MatterGen— how much VRAM does it need?
It needs about 0.7 GB at a compression of Q8_0, which is what the smallest card that runs it uses. Less compression needs more: the figures in the memory column above are recalculated for each card, because each one holds the least-compressed version it can.
MatterGen— can I run it on a GPU holding 8 GB?
Yes. The card CMP 170HX 8 GB, holding 8 GB, runs it at a compression of Q8_0, using about 0.7 GB and generating roughly 13,484 tokens per second. The fit is comfortable.
MatterGen— can I run it on a GPU holding 12 GB?

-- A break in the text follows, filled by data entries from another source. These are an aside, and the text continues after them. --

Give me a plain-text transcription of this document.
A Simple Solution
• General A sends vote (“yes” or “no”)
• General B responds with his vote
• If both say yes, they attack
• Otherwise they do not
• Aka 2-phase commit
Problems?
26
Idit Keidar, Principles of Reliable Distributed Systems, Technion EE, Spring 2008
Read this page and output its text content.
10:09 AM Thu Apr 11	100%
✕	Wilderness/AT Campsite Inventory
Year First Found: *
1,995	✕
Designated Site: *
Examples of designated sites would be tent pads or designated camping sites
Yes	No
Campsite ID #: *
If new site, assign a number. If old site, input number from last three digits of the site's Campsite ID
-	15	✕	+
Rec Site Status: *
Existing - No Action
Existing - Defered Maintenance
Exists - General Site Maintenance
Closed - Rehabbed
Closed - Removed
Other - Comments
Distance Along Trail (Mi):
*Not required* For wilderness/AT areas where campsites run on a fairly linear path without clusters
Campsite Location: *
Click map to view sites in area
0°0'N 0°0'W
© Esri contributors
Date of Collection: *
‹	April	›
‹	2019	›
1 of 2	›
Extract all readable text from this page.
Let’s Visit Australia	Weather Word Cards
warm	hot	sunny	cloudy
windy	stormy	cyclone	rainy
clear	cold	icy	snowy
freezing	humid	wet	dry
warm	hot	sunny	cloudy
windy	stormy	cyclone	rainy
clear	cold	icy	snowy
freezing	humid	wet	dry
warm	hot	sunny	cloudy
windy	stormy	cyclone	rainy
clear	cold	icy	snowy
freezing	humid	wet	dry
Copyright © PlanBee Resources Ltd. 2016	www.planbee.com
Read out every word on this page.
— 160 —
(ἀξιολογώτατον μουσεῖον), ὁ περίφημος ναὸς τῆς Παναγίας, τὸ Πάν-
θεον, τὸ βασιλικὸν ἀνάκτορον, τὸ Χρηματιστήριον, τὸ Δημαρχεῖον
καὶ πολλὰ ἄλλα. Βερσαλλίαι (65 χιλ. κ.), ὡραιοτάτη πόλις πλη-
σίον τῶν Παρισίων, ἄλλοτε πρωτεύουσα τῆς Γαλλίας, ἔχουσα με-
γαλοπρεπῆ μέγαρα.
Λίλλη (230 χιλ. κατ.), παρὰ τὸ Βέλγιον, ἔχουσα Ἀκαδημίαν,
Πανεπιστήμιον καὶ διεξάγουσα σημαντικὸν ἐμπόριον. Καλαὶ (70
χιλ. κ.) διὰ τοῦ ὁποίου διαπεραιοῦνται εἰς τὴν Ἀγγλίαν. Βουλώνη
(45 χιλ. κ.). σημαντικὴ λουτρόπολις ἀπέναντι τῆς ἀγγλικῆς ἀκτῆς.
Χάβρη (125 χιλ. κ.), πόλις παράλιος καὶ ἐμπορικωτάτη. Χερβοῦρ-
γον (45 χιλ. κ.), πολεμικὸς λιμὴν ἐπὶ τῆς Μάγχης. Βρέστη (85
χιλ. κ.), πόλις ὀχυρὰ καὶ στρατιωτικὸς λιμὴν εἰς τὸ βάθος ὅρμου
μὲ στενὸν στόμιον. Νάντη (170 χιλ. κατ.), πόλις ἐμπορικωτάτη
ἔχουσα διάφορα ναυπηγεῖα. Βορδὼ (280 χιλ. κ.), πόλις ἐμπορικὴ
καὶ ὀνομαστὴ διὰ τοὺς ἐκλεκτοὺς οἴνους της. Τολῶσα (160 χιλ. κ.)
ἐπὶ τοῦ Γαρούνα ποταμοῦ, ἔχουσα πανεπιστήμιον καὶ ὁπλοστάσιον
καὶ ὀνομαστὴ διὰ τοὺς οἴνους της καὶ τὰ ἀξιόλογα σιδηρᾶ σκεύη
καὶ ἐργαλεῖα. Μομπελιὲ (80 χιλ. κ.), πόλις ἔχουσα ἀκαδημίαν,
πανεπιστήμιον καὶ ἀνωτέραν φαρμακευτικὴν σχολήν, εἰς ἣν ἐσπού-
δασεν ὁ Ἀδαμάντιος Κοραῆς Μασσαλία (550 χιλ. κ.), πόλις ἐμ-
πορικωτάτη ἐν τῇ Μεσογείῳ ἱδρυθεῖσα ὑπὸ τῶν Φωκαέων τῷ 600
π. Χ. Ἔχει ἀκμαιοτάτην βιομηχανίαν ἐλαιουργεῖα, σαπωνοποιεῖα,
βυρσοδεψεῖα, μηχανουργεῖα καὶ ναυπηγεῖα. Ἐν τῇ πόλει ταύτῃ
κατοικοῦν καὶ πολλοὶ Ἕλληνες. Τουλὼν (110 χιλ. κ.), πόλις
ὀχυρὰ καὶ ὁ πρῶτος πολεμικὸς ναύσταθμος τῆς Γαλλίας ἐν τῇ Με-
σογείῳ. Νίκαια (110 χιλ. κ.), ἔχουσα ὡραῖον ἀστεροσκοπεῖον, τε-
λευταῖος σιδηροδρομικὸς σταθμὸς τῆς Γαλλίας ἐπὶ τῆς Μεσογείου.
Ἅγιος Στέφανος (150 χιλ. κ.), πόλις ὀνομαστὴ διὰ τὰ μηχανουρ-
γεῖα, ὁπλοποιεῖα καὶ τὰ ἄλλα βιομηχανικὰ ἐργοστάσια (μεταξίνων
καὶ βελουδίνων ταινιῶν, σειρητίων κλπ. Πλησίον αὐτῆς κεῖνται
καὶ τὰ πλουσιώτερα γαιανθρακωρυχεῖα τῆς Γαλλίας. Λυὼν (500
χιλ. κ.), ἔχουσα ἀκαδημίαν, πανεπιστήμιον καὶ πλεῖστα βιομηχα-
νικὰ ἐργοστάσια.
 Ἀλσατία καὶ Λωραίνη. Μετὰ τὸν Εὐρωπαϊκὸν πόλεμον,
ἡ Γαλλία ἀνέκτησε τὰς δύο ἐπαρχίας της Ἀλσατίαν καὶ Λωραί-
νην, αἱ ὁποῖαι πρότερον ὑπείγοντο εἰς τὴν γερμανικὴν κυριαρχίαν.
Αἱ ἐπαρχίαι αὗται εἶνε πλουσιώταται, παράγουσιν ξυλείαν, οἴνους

Yes. The card GeForce RTX 3080 Ti, holding 12 GB, runs it at a compression of Q8_0, using about 0.7 GB and generating roughly 8,257 tokens per second. The fit is comfortable.
MatterGen— can I run it on a GPU holding 16 GB?
Yes. The card Tesla V100 SXM2 16 GB, holding 16 GB, runs it at a compression of Q8_0, using about 0.7 GB and generating roughly 10,226 tokens per second. The fit is comfortable.
MatterGen— can I run it on a GPU holding 24 GB?
Yes. The card GeForce RTX 5090 D V2, holding 24 GB, runs it at a compression of Q8_0, using about 0.7 GB and generating roughly 12,127 tokens per second. The fit is comfortable.
The other direction
Looking at it from the other side?
This page starts from the model. If you already own a card and want to know everything it will run, start from the hardware instead.